What is the Cyber Resilience Act and how does it apply to my B2B platform?
The Cyber Resilience Act (CRA) entered into force December 2024, with main obligations applying December 2027. The CRA requires that all products with digital elements be designed, developed, and maintained with security embedded from the start. For a B2B manufacturing or automotive marketplace, the CRA treats the platform itself as a digital product requiring that cybersecurity be built into design, development, and maintenance processes. You must document your security practices, maintain a software bill of materials (SBOM), and prove that vulnerabilities are identified and patched. SaaS platforms cannot meet this requirement because the vendor controls the SBOM and patch process. Self-hosted platforms allow you to maintain full control over the SBOM and prove to regulators that security-by-design is embedded in the platform.

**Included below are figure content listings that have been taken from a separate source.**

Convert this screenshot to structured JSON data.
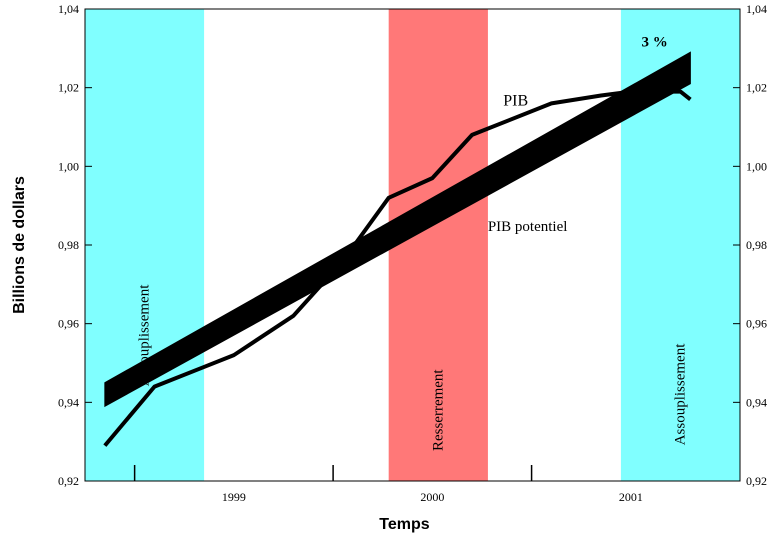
{
  "chart_data": {
    "type": "line",
    "title": "",
    "xlabel": "Temps",
    "ylabel": "Billions de dollars",
    "ylim": [
      0.92,
      1.04
    ],
    "xlim": [
      1998.25,
      2001.55
    ],
    "yticks": [
      "0,92",
      "0,94",
      "0,96",
      "0,98",
      "1,00",
      "1,02",
      "1,04"
    ],
    "ytick_values": [
      0.92,
      0.94,
      0.96,
      0.98,
      1.0,
      1.02,
      1.04
    ],
    "xticks": [
      "1999",
      "2000",
      "2001"
    ],
    "xtick_values": [
      1999.0,
      2000.0,
      2001.0
    ],
    "xtick_marks": [
      1998.5,
      1999.5,
      2000.5
    ],
    "grid": false,
    "bands": [
      {
        "label": "Assouplissement",
        "x0": 1998.25,
        "x1": 1998.85,
        "color": "#80ffff"
      },
      {
        "label": "Resserrement",
        "x0": 1999.78,
        "x1": 2000.28,
        "color": "#ff7878"
      },
      {
        "label": "Assouplissement",
        "x0": 2000.95,
        "x1": 2001.55,
        "color": "#80ffff"
      }
    ],
    "series": [
      {
        "name": "PIB",
        "color": "#000000",
        "x": [
          1998.35,
          1998.6,
          1998.85,
          1999.0,
          1999.3,
          1999.55,
          1999.78,
          2000.0,
          2000.2,
          2000.6,
          2000.85,
          2001.0,
          2001.1,
          2001.25,
          2001.3
        ],
        "y": [
          0.929,
          0.944,
          0.949,
          0.952,
          0.962,
          0.976,
          0.992,
          0.997,
          1.008,
          1.016,
          1.018,
          1.019,
          1.019,
          1.019,
          1.017
        ]
      },
      {
        "name": "PIB potentiel",
        "color": "#000000",
        "x": [
          1998.35,
          2001.3
        ],
        "y_low": [
          0.939,
          1.021
        ],
        "y_high": [
          0.945,
          1.029
        ]
      }
    ],
    "annotations": [
      "3 %"
    ]
  }
}
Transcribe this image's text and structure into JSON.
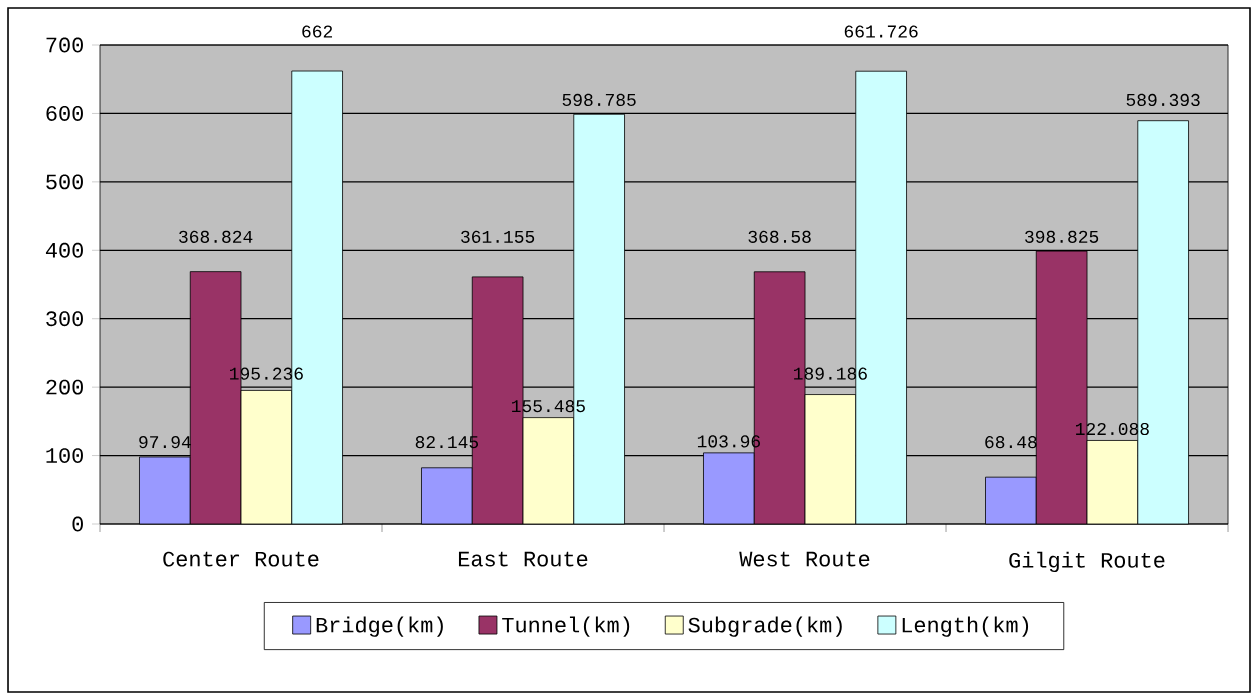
{
  "chart_data": {
    "type": "bar",
    "categories": [
      "Center Route",
      "East Route",
      "West Route",
      "Gilgit Route"
    ],
    "series": [
      {
        "name": "Bridge(km)",
        "color": "#9999ff",
        "values": [
          97.94,
          82.145,
          103.96,
          68.48
        ],
        "value_labels": [
          "97.94",
          "82.145",
          "103.96",
          "68.48"
        ]
      },
      {
        "name": "Tunnel(km)",
        "color": "#993366",
        "values": [
          368.824,
          361.155,
          368.58,
          398.825
        ],
        "value_labels": [
          "368.824",
          "361.155",
          "368.58",
          "398.825"
        ]
      },
      {
        "name": "Subgrade(km)",
        "color": "#ffffcc",
        "values": [
          195.236,
          155.485,
          189.186,
          122.088
        ],
        "value_labels": [
          "195.236",
          "155.485",
          "189.186",
          "122.088"
        ]
      },
      {
        "name": "Length(km)",
        "color": "#ccffff",
        "values": [
          662,
          598.785,
          661.726,
          589.393
        ],
        "value_labels": [
          "662",
          "598.785",
          "661.726",
          "589.393"
        ]
      }
    ],
    "ylim": [
      0,
      700
    ],
    "yticks": [
      0,
      100,
      200,
      300,
      400,
      500,
      600,
      700
    ],
    "grid": "y",
    "legend": "bottom"
  }
}
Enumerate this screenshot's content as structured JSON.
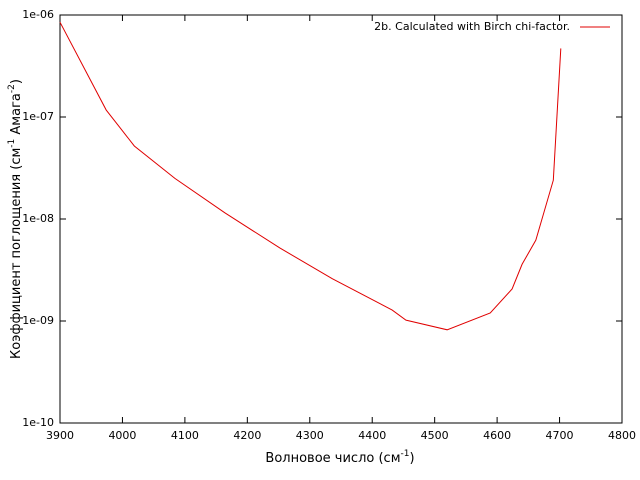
{
  "chart_data": {
    "type": "line",
    "x_label": [
      "Волновое число (см",
      "-1",
      ")"
    ],
    "y_label": [
      "Коэффициент поглощения (см",
      "-1",
      " Амага",
      "-2",
      ")"
    ],
    "log_y": true,
    "legend": "top-right",
    "x": [
      3900,
      3974,
      4019,
      4084,
      4164,
      4252,
      4336,
      4432,
      4454,
      4520,
      4589,
      4624,
      4640,
      4662,
      4690,
      4702
    ],
    "series": [
      {
        "name": "2b. Calculated with Birch chi-factor.",
        "color": "#e00000",
        "values": [
          8.5e-07,
          1.17e-07,
          5.2e-08,
          2.5e-08,
          1.15e-08,
          5.2e-09,
          2.6e-09,
          1.28e-09,
          1.02e-09,
          8.2e-10,
          1.2e-09,
          2.06e-09,
          3.6e-09,
          6.2e-09,
          2.4e-08,
          4.7e-07
        ]
      }
    ],
    "xlim": [
      3900,
      4800
    ],
    "xticks": [
      3900,
      4000,
      4100,
      4200,
      4300,
      4400,
      4500,
      4600,
      4700,
      4800
    ],
    "ylim": [
      1e-10,
      1e-06
    ],
    "yticks": [
      {
        "value": 1e-10,
        "label": "1e-10"
      },
      {
        "value": 1e-09,
        "label": "1e-09"
      },
      {
        "value": 1e-08,
        "label": "1e-08"
      },
      {
        "value": 1e-07,
        "label": "1e-07"
      },
      {
        "value": 1e-06,
        "label": "1e-06"
      }
    ]
  }
}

What does “security-by-design” mean under the CRA?
Security-by-design means that cybersecurity is embedded throughout the product’s lifecycle: planning, design, development, testing, deployment, and maintenance. For B2B platforms, the vendor must document each phase and prove that security is integral to every development decision, not an afterthought. Open source platforms allow customers to audit the code and verify that security-by-design principles are followed. SaaS platforms cannot provide this transparency.
How do I achieve EU data residency and data sovereignty?
GDPR requires that customer and supplier data be EU-resident (stored in EU data centers). Data sovereignty means that data remains under your full control and is not accessed by US-based vendors or stored in US-based systems. Self-hosted platforms like Spree can be deployed on EU-only cloud (AWS Frankfurt, AWS Ireland, or Azure EU-West) or on-premise EU data centers. All backup, disaster recovery, and failover infrastructure remain within EU jurisdiction. SaaS platforms typically store data in US-based systems, which violates strict data sovereignty requirements.
What does NIS2 compliance mean for manufacturing B2B platforms?
NIS2 (Network and Information Systems Directive 2) applies to critical infrastructure operators in sectors like energy, water, transportation, and manufacturing. If your manufacturing organization meets NIS2 thresholds (typically based on employee count and market impact), you must implement detailed security measures, report vulnerabilities to national authorities, and maintain supply chain risk management. For a B2B platform, NIS2 compliance requires immutable audit logging, incident response procedures, and documentation of all third-party dependencies. Self-hosted platforms with detailed audit trails and transparent supply chain dependencies are easier to audit under NIS2 than SaaS platforms with vendor dependencies.
How much does EU manufacturing B2B commerce cost?
EU automotive and manufacturing B2B commerce on Spree Enterprise typically costs EUR 75,000–EUR 200,000 in first-year investment for a multi-country operation, depending on scale, country count, and supplier integration complexity. Costs include platform licensing, EU cloud infrastructure (or on-prem data center setup), multi-country compliance configuration, and supplier onboarding. Ongoing costs are primarily infrastructure and maintenance. SaaS platforms reduce upfront costs but introduce long-term vendor lock-in, data sovereignty concerns, and CRA compliance gaps that require additional remediation. Self-hosted platforms provide lower TCO over time because you own the infrastructure and avoid vendor audit overhead.